Maliye Bakanı başta olmak üzere tüm bakanlar ve yetkililer, Türk halkının yeterli birikimi ve tasarrufu yapmadığını her fırsatta söylüyor. Söyleme kısmı çok kolay! Ama iş icraata geldiğinde maalesef kazın ayağı göründüğü gibi değil!

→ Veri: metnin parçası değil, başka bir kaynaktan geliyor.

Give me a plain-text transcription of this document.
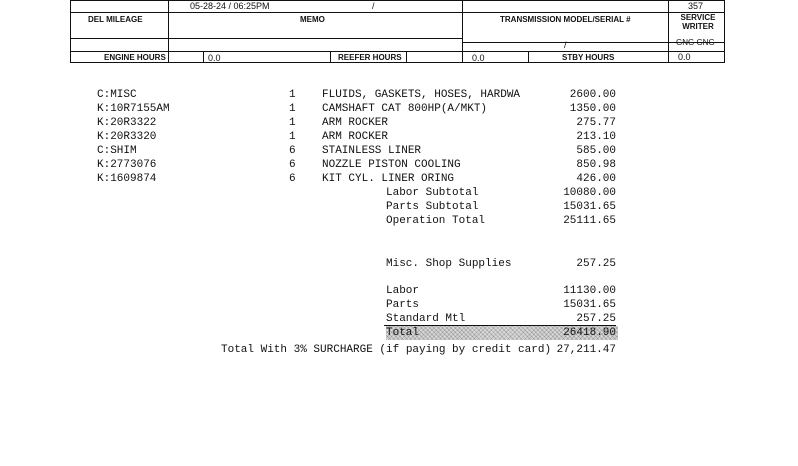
05-28-24 / 06:25PM	/	357
DEL MILEAGE	MEMO	TRANSMISSION MODEL/SERIAL #	SERVICE
WRITER
/	GNG GNG
ENGINE HOURS	0.0	REEFER HOURS	0.0	STBY HOURS	0.0
C:MISC	1 FLUIDS, GASKETS, HOSES, HARDWA	2600.00
K:10R7155AM	1 CAMSHAFT CAT 800HP(A/MKT)	1350.00
K:20R3322	1 ARM ROCKER	275.77
K:20R3320	1 ARM ROCKER	213.10
C:SHIM	6 STAINLESS LINER	585.00
K:2773076	6 NOZZLE PISTON COOLING	850.98
K:1609874	6 KIT CYL. LINER ORING	426.00
Labor Subtotal	10080.00
Parts Subtotal	15031.65
Operation Total	25111.65
Misc. Shop Supplies	257.25
Labor	11130.00
Parts	15031.65
Standard Mtl	257.25
Total	26418.90
Total With 3% SURCHARGE (if paying by credit card) 27,211.47
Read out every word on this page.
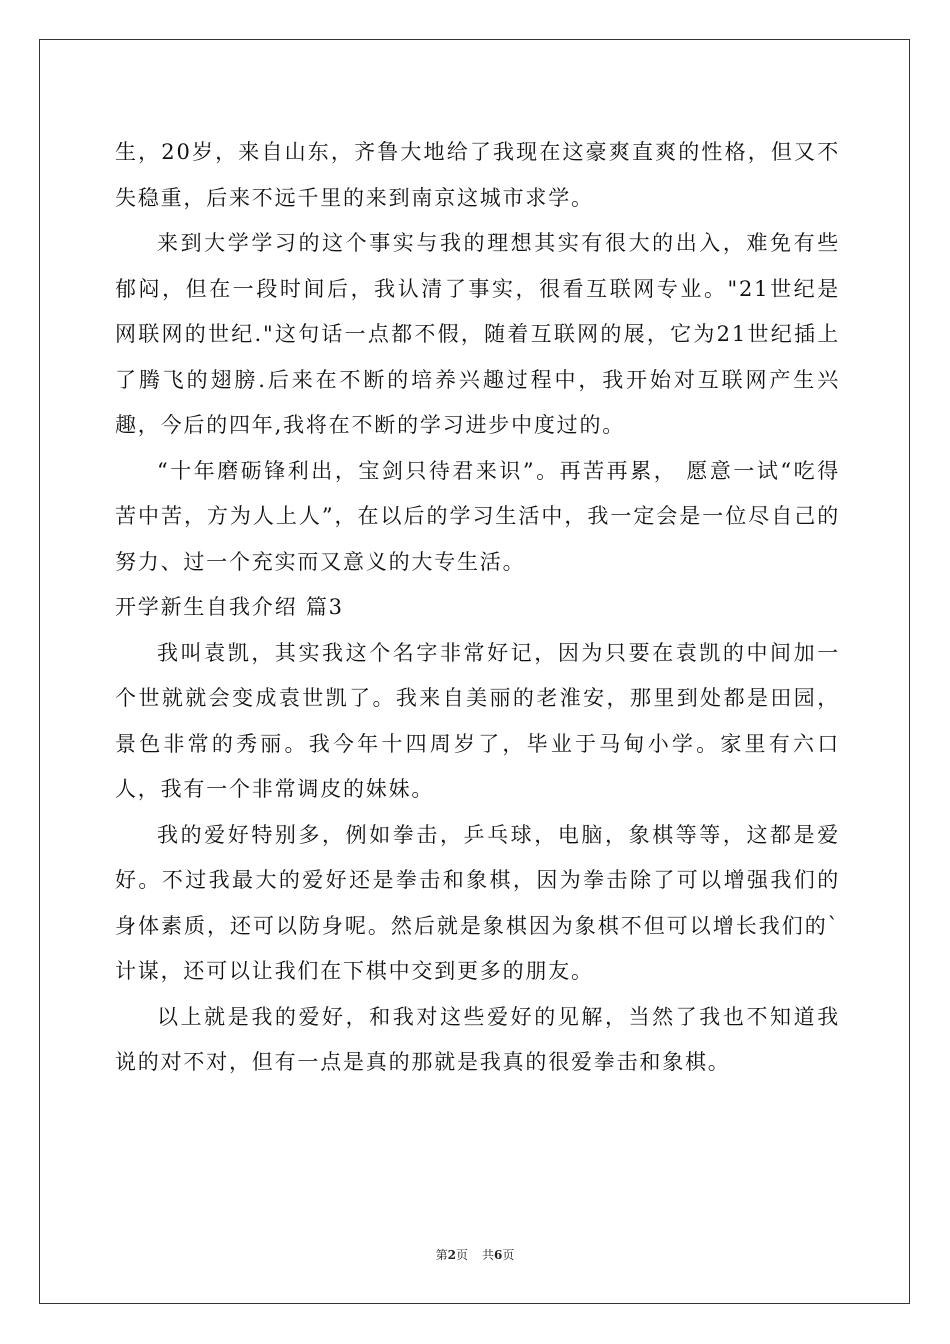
生，20岁，来自山东，齐鲁大地给了我现在这豪爽直爽的性格，但又不失稳重，后来不远千里的来到南京这城市求学。

来到大学学习的这个事实与我的理想其实有很大的出入，难免有些郁闷，但在一段时间后，我认清了事实，很看互联网专业。"21世纪是网联网的世纪."这句话一点都不假，随着互联网的展，它为21世纪插上了腾飞的翅膀.后来在不断的培养兴趣过程中，我开始对互联网产生兴趣，今后的四年,我将在不断的学习进步中度过的。

“十年磨砺锋利出，宝剑只待君来识”。再苦再累， 愿意一试“吃得苦中苦，方为人上人”，在以后的学习生活中，我一定会是一位尽自己的努力、过一个充实而又意义的大专生活。

开学新生自我介绍 篇3

我叫袁凯，其实我这个名字非常好记，因为只要在袁凯的中间加一个世就就会变成袁世凯了。我来自美丽的老淮安，那里到处都是田园，景色非常的秀丽。我今年十四周岁了，毕业于马甸小学。家里有六口人，我有一个非常调皮的妹妹。

我的爱好特别多，例如拳击，乒乓球，电脑，象棋等等，这都是爱好。不过我最大的爱好还是拳击和象棋，因为拳击除了可以增强我们的身体素质，还可以防身呢。然后就是象棋因为象棋不但可以增长我们的`计谋，还可以让我们在下棋中交到更多的朋友。

以上就是我的爱好，和我对这些爱好的见解，当然了我也不知道我说的对不对，但有一点是真的那就是我真的很爱拳击和象棋。

第2页 共6页
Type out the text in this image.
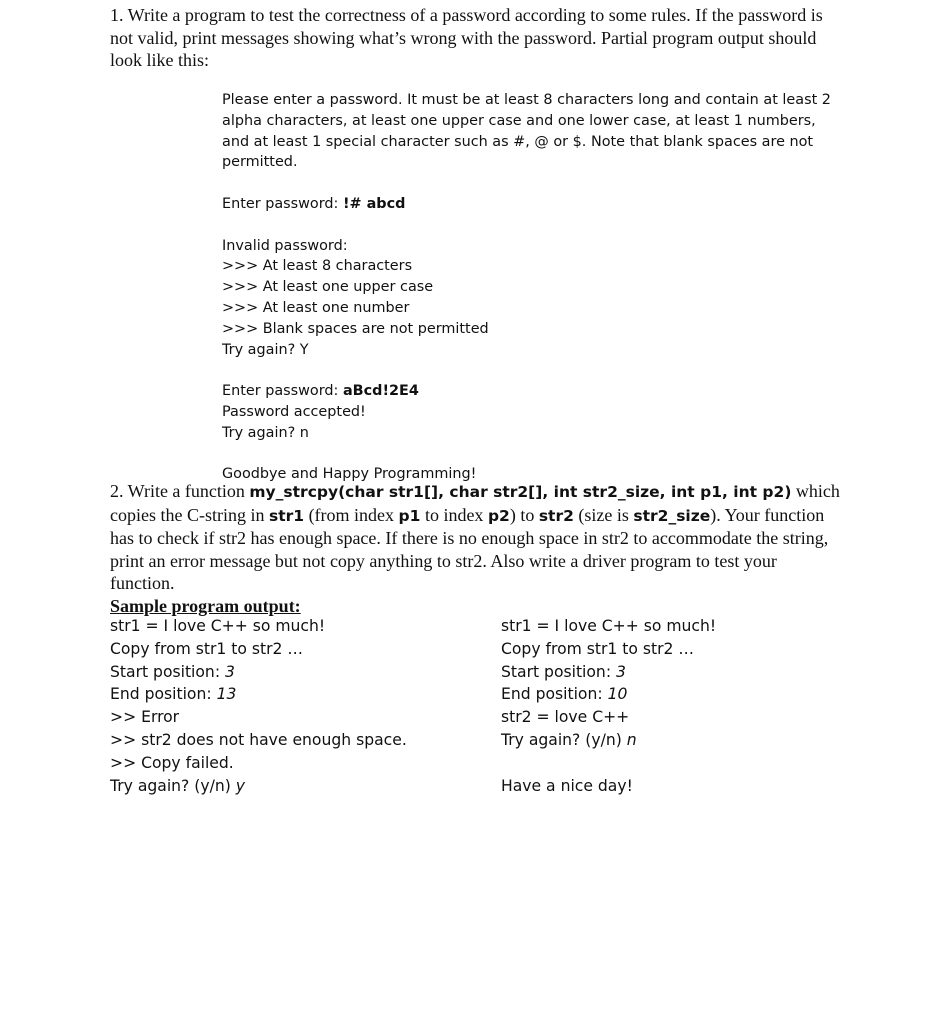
1. Write a program to test the correctness of a password according to some rules. If the password is not valid, print messages showing what’s wrong with the password. Partial program output should look like this:
Please enter a password. It must be at least 8 characters long and contain at least 2 alpha characters, at least one upper case and one lower case, at least 1 numbers, and at least 1 special character such as #, @ or $. Note that blank spaces are not permitted.
Enter password: !# abcd
Invalid password:
>>> At least 8 characters
>>> At least one upper case
>>> At least one number
>>> Blank spaces are not permitted
Try again? Y
Enter password: aBcd!2E4
Password accepted!
Try again? n
Goodbye and Happy Programming!
2. Write a function my_strcpy(char str1[], char str2[], int str2_size, int p1, int p2) which copies the C-string in str1 (from index p1 to index p2) to str2 (size is str2_size). Your function has to check if str2 has enough space. If there is no enough space in str2 to accommodate the string, print an error message but not copy anything to str2. Also write a driver program to test your function.
Sample program output:
str1 = I love C++ so much!
Copy from str1 to str2 …
Start position: 3
End position: 13
>> Error
>> str2 does not have enough space.
>> Copy failed.
Try again? (y/n) y
str1 = I love C++ so much!
Copy from str1 to str2 …
Start position: 3
End position: 10
str2 = love C++
Try again? (y/n) n
Have a nice day!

Köşemizi okuyan ve takip edenler bilir. Ben daima bölgesel kalkınma üzerine yazıyorum. Kalkınma için ilk şart sermaye birikimi. Ülkemizde sermaye, belli grupların elinde toplanmış vaziyette ve bu aileler, bizim bölgemizde değil. Bizim bölgesel olarak kalkınmamız için tek çare olarak devletin buralara yatırım yapması ve öncülükte bulunmasıdır. Bunun dışında yapılacak bir iş yoktur. Kısıtlı sermaye ile kişilere kalmış yatırımlar, istihdama istendiği şekilde karşılık veremeyecektir.
1980'den itibaren dünya kapitalist güçleri, ülke içindeki liberal diye nitelenen işbirlikçi maşaları vasıtasıyla, özel sektörü ön plana çıkarıp devleti küçültmeyi topluma her fırsatta anlattı ve algı operasyonu yaptı. Buna en büyük destekçi de satılmış medya grupları oldu. Cumhuriyetin kurulduğu günden beri kıt kaynaklarla oluşturulan ve 1960'lardan sonra kötü yönetilen bütün kamu fabrikaları satıldı. Alanların ilk işi önce işçileri ve çalışanları buralardan atmak oldu.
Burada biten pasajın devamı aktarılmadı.